Illustration of the HPer algorithm for helix binding position detection. (A) Definition of the principal axis and the principal plane of targeted atoms. (B) The helix axis is placed to mimic helix binding. (C) Rotation and translation of the helix axis for searching for positions with the best fitness score. (D) Interacting profile (red: negatively charged atoms and surface; blue: positively charged atoms and surface, white: hydrophobic atoms and surface) analysis around the potential helix binding site (red spheres). (For interpretation of the references to colour in this figure legend, the reader is referred to the web version of this article.)

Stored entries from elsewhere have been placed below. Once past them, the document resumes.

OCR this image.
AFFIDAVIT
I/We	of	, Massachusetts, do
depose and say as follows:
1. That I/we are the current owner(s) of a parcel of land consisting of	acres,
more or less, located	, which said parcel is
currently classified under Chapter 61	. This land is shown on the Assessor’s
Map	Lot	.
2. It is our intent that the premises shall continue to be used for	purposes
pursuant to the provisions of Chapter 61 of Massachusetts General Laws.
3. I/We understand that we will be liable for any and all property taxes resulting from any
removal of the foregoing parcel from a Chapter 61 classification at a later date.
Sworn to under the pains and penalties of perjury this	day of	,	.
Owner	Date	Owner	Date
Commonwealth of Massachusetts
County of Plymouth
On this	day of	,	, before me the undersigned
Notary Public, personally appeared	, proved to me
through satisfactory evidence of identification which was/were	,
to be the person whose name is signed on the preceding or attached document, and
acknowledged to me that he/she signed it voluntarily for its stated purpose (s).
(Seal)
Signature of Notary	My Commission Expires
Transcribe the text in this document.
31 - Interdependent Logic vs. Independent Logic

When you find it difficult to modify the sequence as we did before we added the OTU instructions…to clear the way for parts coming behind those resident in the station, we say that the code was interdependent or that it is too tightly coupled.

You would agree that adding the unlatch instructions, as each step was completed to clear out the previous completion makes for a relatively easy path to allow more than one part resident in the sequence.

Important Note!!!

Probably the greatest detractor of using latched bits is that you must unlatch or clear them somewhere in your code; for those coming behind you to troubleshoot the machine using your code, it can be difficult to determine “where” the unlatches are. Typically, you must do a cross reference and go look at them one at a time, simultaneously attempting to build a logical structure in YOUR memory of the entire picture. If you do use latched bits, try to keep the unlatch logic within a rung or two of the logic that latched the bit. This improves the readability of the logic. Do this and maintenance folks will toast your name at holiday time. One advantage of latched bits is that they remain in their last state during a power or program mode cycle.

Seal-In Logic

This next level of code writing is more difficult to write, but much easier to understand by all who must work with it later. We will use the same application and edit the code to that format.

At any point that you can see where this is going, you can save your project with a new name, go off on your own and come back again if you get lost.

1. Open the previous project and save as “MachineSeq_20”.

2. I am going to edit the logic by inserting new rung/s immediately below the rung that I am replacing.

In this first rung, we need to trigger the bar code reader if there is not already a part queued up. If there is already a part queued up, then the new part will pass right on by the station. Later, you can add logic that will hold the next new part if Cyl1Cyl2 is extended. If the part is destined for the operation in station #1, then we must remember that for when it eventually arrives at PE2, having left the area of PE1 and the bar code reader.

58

The sampled binding poses of the axis were first filtered by the distance (<4 Å) between the axis and target protein to eliminate clashes. The remaining binding poses were then evaluated using a fitness score, which represented the geometry complementarity between the helix and the interacting surface. The score contains two terms: fraction (F) of the interfacial targeted atoms, which has a 7 to 13 Å distance to the helix axis, and cosine of the angle (θ) between the helix axis and the principal axis of the targeted atoms (Eq. (1)). Higher fitness score means the helix has a larger probability interacting with more targeted atoms and more parallel to the principal plane.

Scorefitness=Fcosθ (1)

In addition to geometry complementarity, the stability of a PPI may also depends on hydrophobic interactions, electrostatic interactions, and hydrogen bonding interactions [25], as well as on the composition of amino acid residues in the ligand helix and the types of secondary structures of targeted residues. Thus, we estimated the interface properties of the target protein interacting with the helix axis, including hydrophobicity, buried area, and secondary structure composition. Interfacial residues were defined as residues with a distance of 7–13 Å to the helix axis. The secondary structure types of these interacting residues were defined using DSSP [15], and the polar or hydrophobic buried surface areas were calculated by summation of the solvent accessible surface area of the interacting polar or hydrophobic atoms given by NACCESS [26] of the interacting atoms (Fig. 3D).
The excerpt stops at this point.